SimpleMap provides O(Log N) reads and O(N) adds and removes. However, the comparator used for evaluation has a significant impact on gas prices, which was unknown at the time of implementation.

It turns out that brute force can achieve a price reduction of over 50%! The Aptos team is currently preparing this update for Mainnet and is publishing our first Aptos Improvement Proposal (AIP).

Medium term - gas-efficient data structures

Many teams in the ecosystem have recognized the nuances of storing gas and implemented their own gas efficient data structures. We are exploring these as well. In this space, there are several tradeoffs to explore: 1) the size of the data, 2) the application of the data.

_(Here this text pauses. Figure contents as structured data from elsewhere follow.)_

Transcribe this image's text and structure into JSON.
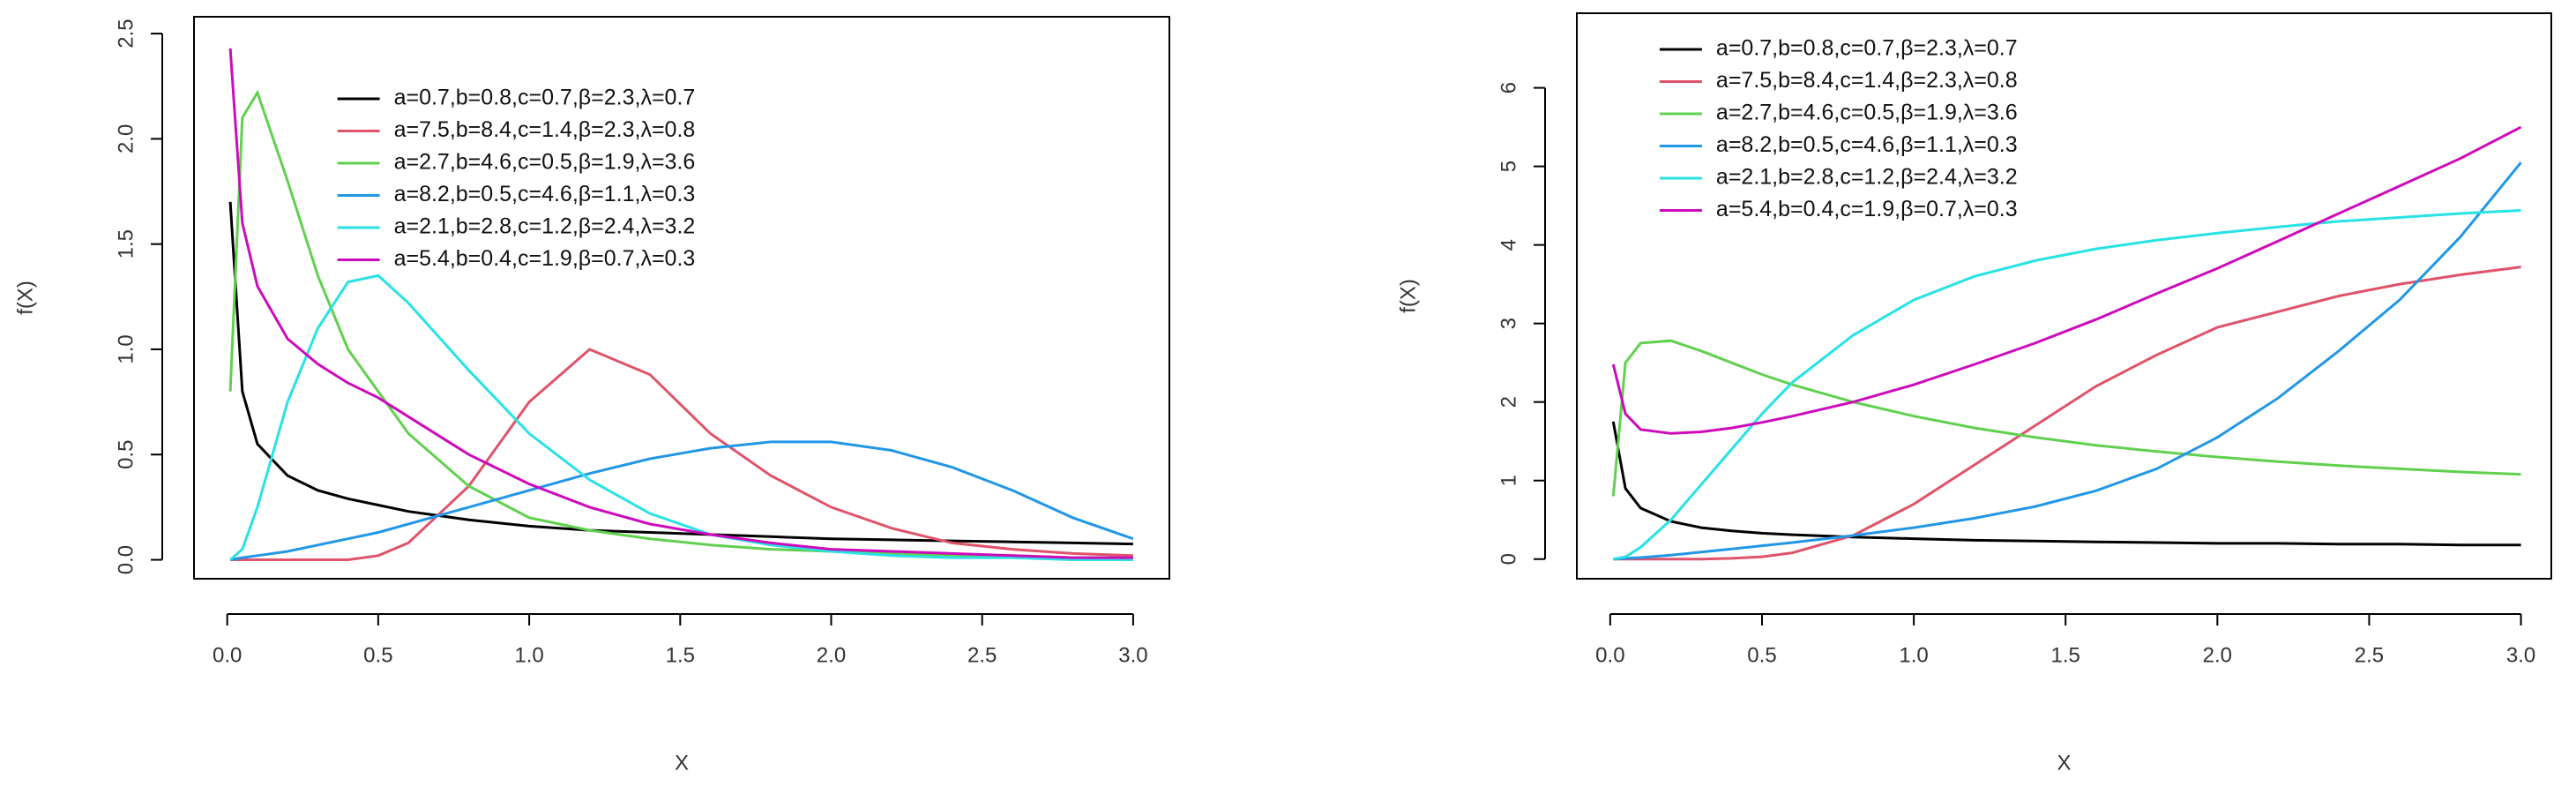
{
  "chart_data": [
    {
      "type": "line",
      "x_label": "X",
      "y_label": "f(X)",
      "x": [
        0.01,
        0.05,
        0.1,
        0.2,
        0.3,
        0.4,
        0.5,
        0.6,
        0.8,
        1.0,
        1.2,
        1.4,
        1.6,
        1.8,
        2.0,
        2.2,
        2.4,
        2.6,
        2.8,
        3.0
      ],
      "xlim": [
        -0.11,
        3.12
      ],
      "ylim": [
        -0.09,
        2.58
      ],
      "xticks": [
        {
          "value": 0,
          "label": "0.0"
        },
        0.5,
        {
          "value": 1,
          "label": "1.0"
        },
        1.5,
        {
          "value": 2,
          "label": "2.0"
        },
        2.5,
        {
          "value": 3,
          "label": "3.0"
        }
      ],
      "yticks": [
        {
          "value": 0,
          "label": "0.0"
        },
        0.5,
        {
          "value": 1,
          "label": "1.0"
        },
        1.5,
        {
          "value": 2,
          "label": "2.0"
        },
        2.5
      ],
      "legend": "top",
      "series": [
        {
          "name": "a=0.7,b=0.8,c=0.7,β=2.3,λ=0.7",
          "color": "#000000",
          "values": [
            1.7,
            0.8,
            0.55,
            0.4,
            0.33,
            0.29,
            0.26,
            0.23,
            0.19,
            0.16,
            0.14,
            0.13,
            0.12,
            0.11,
            0.1,
            0.095,
            0.09,
            0.085,
            0.08,
            0.075
          ]
        },
        {
          "name": "a=7.5,b=8.4,c=1.4,β=2.3,λ=0.8",
          "color": "#DF536B",
          "values": [
            0,
            0,
            0,
            0,
            0,
            0,
            0.02,
            0.08,
            0.35,
            0.75,
            1.0,
            0.88,
            0.6,
            0.4,
            0.25,
            0.15,
            0.08,
            0.05,
            0.03,
            0.02
          ]
        },
        {
          "name": "a=2.7,b=4.6,c=0.5,β=1.9,λ=3.6",
          "color": "#61D04F",
          "values": [
            0.8,
            2.1,
            2.22,
            1.8,
            1.35,
            1.0,
            0.8,
            0.6,
            0.35,
            0.2,
            0.14,
            0.1,
            0.07,
            0.05,
            0.04,
            0.03,
            0.02,
            0.02,
            0.01,
            0.01
          ]
        },
        {
          "name": "a=8.2,b=0.5,c=4.6,β=1.1,λ=0.3",
          "color": "#2297E6",
          "values": [
            0,
            0.01,
            0.02,
            0.04,
            0.07,
            0.1,
            0.13,
            0.17,
            0.25,
            0.33,
            0.41,
            0.48,
            0.53,
            0.56,
            0.56,
            0.52,
            0.44,
            0.33,
            0.2,
            0.1
          ]
        },
        {
          "name": "a=2.1,b=2.8,c=1.2,β=2.4,λ=3.2",
          "color": "#28E2E5",
          "values": [
            0,
            0.05,
            0.25,
            0.75,
            1.1,
            1.32,
            1.35,
            1.22,
            0.9,
            0.6,
            0.38,
            0.22,
            0.12,
            0.07,
            0.04,
            0.02,
            0.01,
            0.01,
            0,
            0
          ]
        },
        {
          "name": "a=5.4,b=0.4,c=1.9,β=0.7,λ=0.3",
          "color": "#CD0BBC",
          "values": [
            2.43,
            1.6,
            1.3,
            1.05,
            0.93,
            0.84,
            0.77,
            0.68,
            0.5,
            0.36,
            0.25,
            0.17,
            0.12,
            0.08,
            0.05,
            0.04,
            0.03,
            0.02,
            0.01,
            0.01
          ]
        }
      ]
    },
    {
      "type": "line",
      "x_label": "X",
      "y_label": "f(X)",
      "x": [
        0.01,
        0.05,
        0.1,
        0.2,
        0.3,
        0.4,
        0.5,
        0.6,
        0.8,
        1.0,
        1.2,
        1.4,
        1.6,
        1.8,
        2.0,
        2.2,
        2.4,
        2.6,
        2.8,
        3.0
      ],
      "xlim": [
        -0.11,
        3.1
      ],
      "ylim": [
        -0.25,
        6.95
      ],
      "xticks": [
        {
          "value": 0,
          "label": "0.0"
        },
        0.5,
        {
          "value": 1,
          "label": "1.0"
        },
        1.5,
        {
          "value": 2,
          "label": "2.0"
        },
        2.5,
        {
          "value": 3,
          "label": "3.0"
        }
      ],
      "yticks": [
        0,
        1,
        2,
        3,
        4,
        5,
        6
      ],
      "legend": "top-left",
      "series": [
        {
          "name": "a=0.7,b=0.8,c=0.7,β=2.3,λ=0.7",
          "color": "#000000",
          "values": [
            1.75,
            0.9,
            0.65,
            0.48,
            0.4,
            0.36,
            0.33,
            0.31,
            0.28,
            0.26,
            0.24,
            0.23,
            0.22,
            0.21,
            0.2,
            0.2,
            0.19,
            0.19,
            0.18,
            0.18
          ]
        },
        {
          "name": "a=7.5,b=8.4,c=1.4,β=2.3,λ=0.8",
          "color": "#DF536B",
          "values": [
            0,
            0,
            0,
            0,
            0,
            0.01,
            0.03,
            0.08,
            0.3,
            0.7,
            1.2,
            1.7,
            2.2,
            2.6,
            2.95,
            3.15,
            3.35,
            3.5,
            3.62,
            3.72
          ]
        },
        {
          "name": "a=2.7,b=4.6,c=0.5,β=1.9,λ=3.6",
          "color": "#61D04F",
          "values": [
            0.8,
            2.5,
            2.75,
            2.78,
            2.65,
            2.5,
            2.35,
            2.22,
            2.0,
            1.82,
            1.67,
            1.55,
            1.45,
            1.37,
            1.3,
            1.24,
            1.19,
            1.15,
            1.11,
            1.08
          ]
        },
        {
          "name": "a=8.2,b=0.5,c=4.6,β=1.1,λ=0.3",
          "color": "#2297E6",
          "values": [
            0,
            0.01,
            0.02,
            0.05,
            0.09,
            0.13,
            0.17,
            0.21,
            0.3,
            0.4,
            0.52,
            0.67,
            0.87,
            1.15,
            1.55,
            2.05,
            2.65,
            3.3,
            4.1,
            5.05
          ]
        },
        {
          "name": "a=2.1,b=2.8,c=1.2,β=2.4,λ=3.2",
          "color": "#28E2E5",
          "values": [
            0,
            0.03,
            0.15,
            0.5,
            0.95,
            1.4,
            1.85,
            2.25,
            2.85,
            3.3,
            3.6,
            3.8,
            3.95,
            4.06,
            4.15,
            4.23,
            4.3,
            4.35,
            4.4,
            4.44
          ]
        },
        {
          "name": "a=5.4,b=0.4,c=1.9,β=0.7,λ=0.3",
          "color": "#CD0BBC",
          "values": [
            2.48,
            1.85,
            1.65,
            1.6,
            1.62,
            1.67,
            1.74,
            1.82,
            2.0,
            2.22,
            2.48,
            2.75,
            3.05,
            3.38,
            3.7,
            4.05,
            4.4,
            4.75,
            5.1,
            5.5
          ]
        }
      ]
    }
  ]
}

The Aptos gas storage model provides free bytes when a slot (i.e., table item or resource) is created. Aggregating data beyond a certain point within an existing slot will eventually become more expensive than creating a new slot. Some smart builders have already found this balance. In working with them, we have begun developing SmartVector to help facilitate this.

Obviously, vectors have limitations as the lookup time will have a direct impact on cost and scale. To this end, the team is also exploring SmartTrees with efficient lookup and increment operation times.

Eventually, we anticipate restoring support for BucketTable for more efficient large-scale map-like storage. Currently, Table is the preferred approach for most of this work, as demonstrated by the TokenStore of the Aptos Token standard.

Tokens may be more efficiently stored in BucketTable, and BucketTable needs more love to make this work more efficiently. Each of these efforts requires more hardening, AIP, documentation, and index support.

Of course, the code for many of these improvements is readily available; so you don't have to wait for these solutions to become mainstream to benefit!

Long term - demand driven gas costs

The current gas framework combines execution fees and storage fees, which in turn leads to an imbalanced gas price. In addition, the current storage pricing scheme lacks the ability to reflect the life cycle of data; therefore, storage interactions must be expensive to prevent storage abuse. The current storage pricing scheme further provides no incentive to delete data.

Over the next few months, the Aptos team worked to address these issues through two initiatives:

1) Separate storage and execution gas fees and reduce execution fees

2) Provide a framework to support storage fee refunds

While storage refunds are still in the early brainstorming stages, we have established the following core principles: Storage fee refunds should be returned to the original account that paid for the data creation.

Subsidies for data creation should be available from a central account, e.g., a resource account that creates NFTs or facilitates DeFi operations. While it’s early days, we look forward to sharing more details in the AIP or future Medium posts!

At the end of these major efforts, transactions such as moving or modifying NFTs, updating oracles, and even updating positions in DeFi operations will benefit from a significant drop in gas fee prices.